Barbara Ludman
DEATH DU JOUR by Kathy Reichs (William Heinemann)
Comparisons are useful, and inevitable, when looking at a series of thrillers featuring a female forensic pathologist. Kathy Reichs treads a path hacked out by Patricia Cornwell; so how does she compare?
Reichs’s settings are more exotic: her heroine, the oddly named Dr Temperance Brennan, spends several months each year working with police in Montreal, whereas Cornwell’s heroine, Dr Kay Scarpetta, is pretty much based in Richmond, Virginia, travelling occasionally up and down the east coast.

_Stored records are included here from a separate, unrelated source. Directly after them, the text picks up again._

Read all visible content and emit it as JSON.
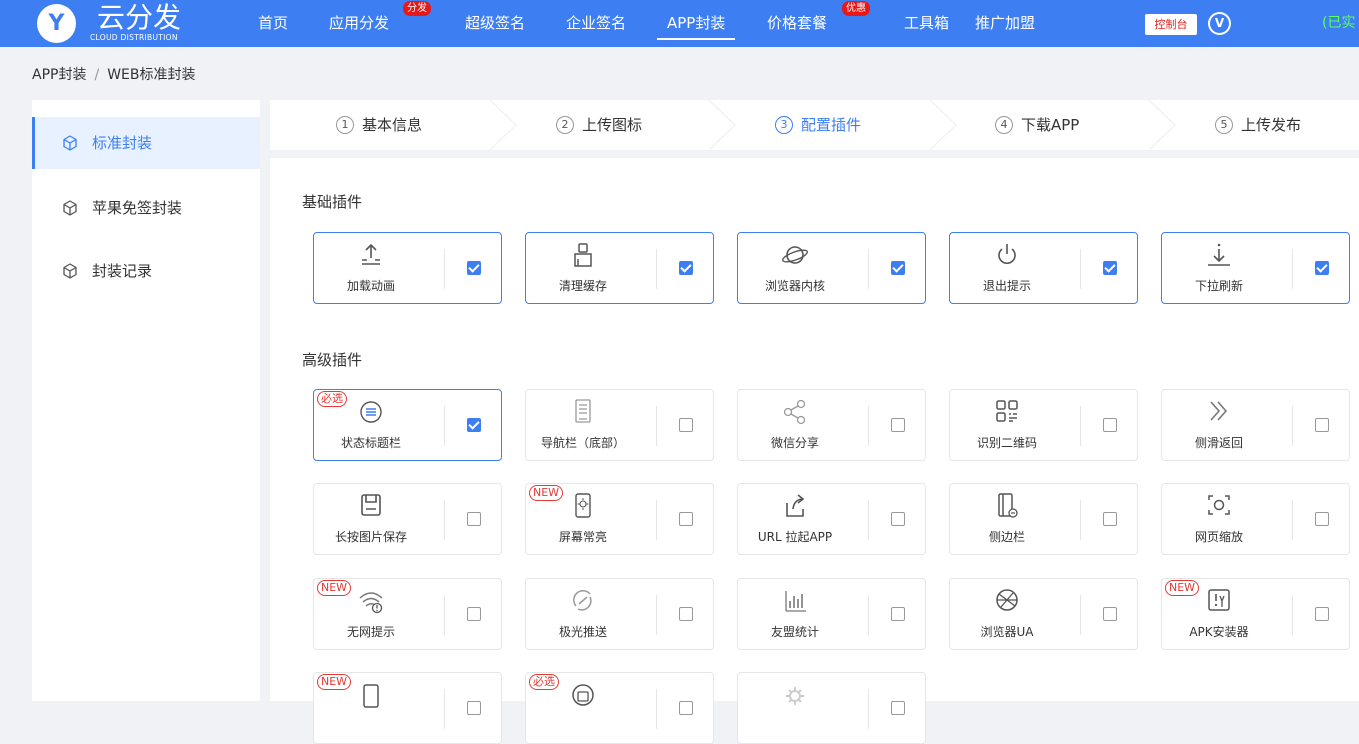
{
  "brand": {
    "logo_letter": "Y",
    "title": "云分发",
    "subtitle": "CLOUD DISTRIBUTION",
    "color": "#3d7ff3"
  },
  "nav": {
    "items": [
      "首页",
      "应用分发",
      "超级签名",
      "企业签名",
      "APP封装",
      "价格套餐",
      "工具箱",
      "推广加盟"
    ],
    "active": "APP封装",
    "badge_fenfa": "分发",
    "badge_youhui": "优惠",
    "console": "控制台",
    "avatar_letter": "V",
    "verified": "(已实"
  },
  "breadcrumb": {
    "root": "APP封装",
    "sep": "/",
    "current": "WEB标准封装"
  },
  "sidebar": {
    "items": [
      "标准封装",
      "苹果免签封装",
      "封装记录"
    ],
    "active": "标准封装"
  },
  "steps": [
    {
      "num": "1",
      "label": "基本信息"
    },
    {
      "num": "2",
      "label": "上传图标"
    },
    {
      "num": "3",
      "label": "配置插件",
      "active": true
    },
    {
      "num": "4",
      "label": "下载APP"
    },
    {
      "num": "5",
      "label": "上传发布"
    }
  ],
  "sections": {
    "basic": "基础插件",
    "advanced": "高级插件"
  },
  "basic_plugins": [
    {
      "label": "加载动画",
      "icon": "upload-icon",
      "checked": true
    },
    {
      "label": "清理缓存",
      "icon": "broom-icon",
      "checked": true
    },
    {
      "label": "浏览器内核",
      "icon": "planet-icon",
      "checked": true
    },
    {
      "label": "退出提示",
      "icon": "power-icon",
      "checked": true
    },
    {
      "label": "下拉刷新",
      "icon": "pull-down-icon",
      "checked": true
    }
  ],
  "advanced_plugins": [
    {
      "label": "状态标题栏",
      "icon": "menu-circle-icon",
      "checked": true,
      "badge": "必选"
    },
    {
      "label": "导航栏（底部）",
      "icon": "document-icon",
      "checked": false
    },
    {
      "label": "微信分享",
      "icon": "share-icon",
      "checked": false
    },
    {
      "label": "识别二维码",
      "icon": "qrcode-icon",
      "checked": false
    },
    {
      "label": "侧滑返回",
      "icon": "double-chevron-icon",
      "checked": false
    },
    {
      "label": "长按图片保存",
      "icon": "save-icon",
      "checked": false
    },
    {
      "label": "屏幕常亮",
      "icon": "phone-bright-icon",
      "checked": false,
      "badge": "NEW"
    },
    {
      "label": "URL 拉起APP",
      "icon": "launch-icon",
      "checked": false
    },
    {
      "label": "侧边栏",
      "icon": "sidebar-icon",
      "checked": false
    },
    {
      "label": "网页缩放",
      "icon": "zoom-icon",
      "checked": false
    },
    {
      "label": "无网提示",
      "icon": "wifi-off-icon",
      "checked": false,
      "badge": "NEW"
    },
    {
      "label": "极光推送",
      "icon": "push-icon",
      "checked": false
    },
    {
      "label": "友盟统计",
      "icon": "bar-chart-icon",
      "checked": false
    },
    {
      "label": "浏览器UA",
      "icon": "globe-icon",
      "checked": false
    },
    {
      "label": "APK安装器",
      "icon": "apk-icon",
      "checked": false,
      "badge": "NEW"
    },
    {
      "label": "",
      "icon": "phone-icon",
      "checked": false,
      "badge": "NEW"
    },
    {
      "label": "",
      "icon": "print-icon",
      "checked": false,
      "badge": "必选"
    },
    {
      "label": "",
      "icon": "gear-icon",
      "checked": false
    }
  ]
}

Scarpetta comes up against more inventive killers, although Brennan has to deal with killers as psychotic as any Scarpetta might encounter in a dark alley outside the sluice room. The killers Brennan deals with are seriously misogynistic, whereas Scarpetta’s foes will torture and kill men as readily as women.
One reads thrillers featuring forensic pathologists for the autopsies, and there they’re pretty much even, cutting into corpses, sending innards away for analysis, boiling bones – Brennan prefers to let them soak, claiming boiling might damage faint marks left by weapons – discerning the cause of death, and more, from a mark, a stain, a tooth, a maggot. Cornwell does this sort of thing very well. Reichs does it with delight, as if just beginning to discover the joys of the autopsy room, but she ought to fight against her compulsion to lecture the reader on arcane points of bone lore.
Still, Reichs seems the better writer, although Cornwell is getting better all the time.
There are two books by Reichs out at the moment, released to coincide with the author’s South African trip. In her first book, Dj Dead, our heroine tracks a sadistic serial sex killer. In the newest book – Death du Jour – it’s young women being horribly murdered again, but also a children and a couple of men. There’s a cult connection, which gives the book immediacy as well as credibility, and an investigation into the origins of a long- dead nun being proposed for beatification. Overall, it’s quite a good book.